La science au service de la christianisation

Un autre stratagème utilisé par les Jésuites est de mettre en avant leur connaissances scientifiques. Ce n'est d'ailleurs pour eux qu'un simple moyen pour montrer la supériorité et la puissance du Dieu chrétien. Les « sciences célestes » produisent chez les Chinois une certaine confusion entre l'essentiel et l'accessoire.

Les Jésuites n'introduisent les chinois aux sciences occidentales que par ce qu'ils espèrent les utiliser comme un moyen pour convertir plus facilement l'élitesr. Alors que les Chinois groupent les deux volets des enseignements (religion et science), en donnant un poids égal aux deux approches.

Mais ces sciences doivent rester dans les limites de ce qui est compatible avec la vision chrétienne du monde. Cet aspect peut se retrouver dans l'astronomie lorsque les Jésuites ont défendu longtemps le géocentrisme, car la théorie copernicienne contredisait les connaissances précédentes et les conceptions religieuses. On peut se demander quel effet a eu cette injection de connaissances nouvelles. En général, le niveau de connaissances était assez similaire. Et avec les limites de la promotion des vraies innovations on peut se demander si cet apport de connaissances a accéléré ou ralenti la science chinoise.

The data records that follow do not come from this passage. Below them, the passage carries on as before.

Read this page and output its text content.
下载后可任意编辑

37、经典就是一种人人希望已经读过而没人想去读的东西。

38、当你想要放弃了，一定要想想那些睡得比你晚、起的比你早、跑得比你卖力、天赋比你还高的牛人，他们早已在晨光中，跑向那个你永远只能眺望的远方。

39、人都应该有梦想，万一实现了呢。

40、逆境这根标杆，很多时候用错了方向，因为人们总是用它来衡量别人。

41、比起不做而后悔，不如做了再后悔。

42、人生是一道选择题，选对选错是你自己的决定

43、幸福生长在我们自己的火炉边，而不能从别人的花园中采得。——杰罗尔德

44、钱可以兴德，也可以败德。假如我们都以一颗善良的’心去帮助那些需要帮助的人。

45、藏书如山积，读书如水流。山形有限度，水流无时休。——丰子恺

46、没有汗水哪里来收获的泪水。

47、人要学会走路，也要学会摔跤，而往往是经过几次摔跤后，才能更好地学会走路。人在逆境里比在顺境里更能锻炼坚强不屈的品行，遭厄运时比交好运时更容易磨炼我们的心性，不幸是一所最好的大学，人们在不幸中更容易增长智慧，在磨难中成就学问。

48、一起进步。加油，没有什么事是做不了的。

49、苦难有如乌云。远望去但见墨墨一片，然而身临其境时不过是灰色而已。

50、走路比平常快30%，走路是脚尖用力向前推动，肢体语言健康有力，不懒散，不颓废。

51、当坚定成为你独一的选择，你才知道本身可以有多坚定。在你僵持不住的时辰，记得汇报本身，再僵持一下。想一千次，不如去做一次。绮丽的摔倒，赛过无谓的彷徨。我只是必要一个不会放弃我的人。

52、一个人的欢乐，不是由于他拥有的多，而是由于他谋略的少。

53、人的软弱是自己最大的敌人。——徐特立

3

Les missionnaires dans les Académies lettrées

Les Académies lettrées, shuyuan, sont des sortes de forums privés, où les lettrés se retrouvent pour des discussions de portée philosophique ou politique. Elles sont indépendantes et représentent différentes tendances. Pour Matteo Ricci, ces Académies semblent être le lieu idéal pour atteindre les lettrés et les introduire à la religion chrétienne. La connaissance des Classiques y est une sorte de prérequis, et Ricci a le bagage suffisant. Il entre dans le jeux du débat d'idées. Les Jésuites sont alors perçus comme des lettrés, et non des missionnaires. On peut aussi noter que cela crée de la confusion car des Chinois pensent que la doctrine présentée a été créée par eux-même. De plus, ils se retrouvent dans un contexte de débats d'idées, où on ne s'attend pas à ce qu'une Vérité soit présentée telle quelle. De par ses connaissances, Ricci sait utiliser les textes classiques pour présenter et justifier la doctrine chrétienne. Ce qui permet des échanges mutuels d'arguments subtils. Il partage ainsi (en surface du moins), les mêmes repères. Il joue avec le contenu des Classiques et met en avant les passages qui l'avantagent et ignore discrètement les autres. Il tente de trouver des liens avec le christianisme, d'autres Jésuites après lui en feront même leur principal argument: le Confucianisme et les Classiques ne sont qu'une mauvaise interprétation du christianisme puisque l'on peut retrouver des symboles chrétiens dans la civilisation chinoise. Ce courant de pensée et de recherches sera appelé figuriste. Comme les Jésuites remarquent très vite qu'il leur est indispensable de rester discret en Chine, ils cachent leur but d'évangélisation. Cette attitude leur sera reprochée plus tard. D'ailleurs les détails de la religion ne sont communiqués qu'aux gens déjà en bonne voie d'être convertis, ce qui ajoute un aspect ésotérique supplémentaire. Les Jésuites sont accusé de duplicité et d'avoir caché leur but réel.

Les lettrés qu'ils rencontrent comprennent-ils le but réel des Jésuites ? Certains en tout cas dénoncent ce qu'ils appellent une doctrine vicieuse. Il existe par exemple un recueil d'écrits anti-chrétiens de huit volumes, daté de l'année 1639.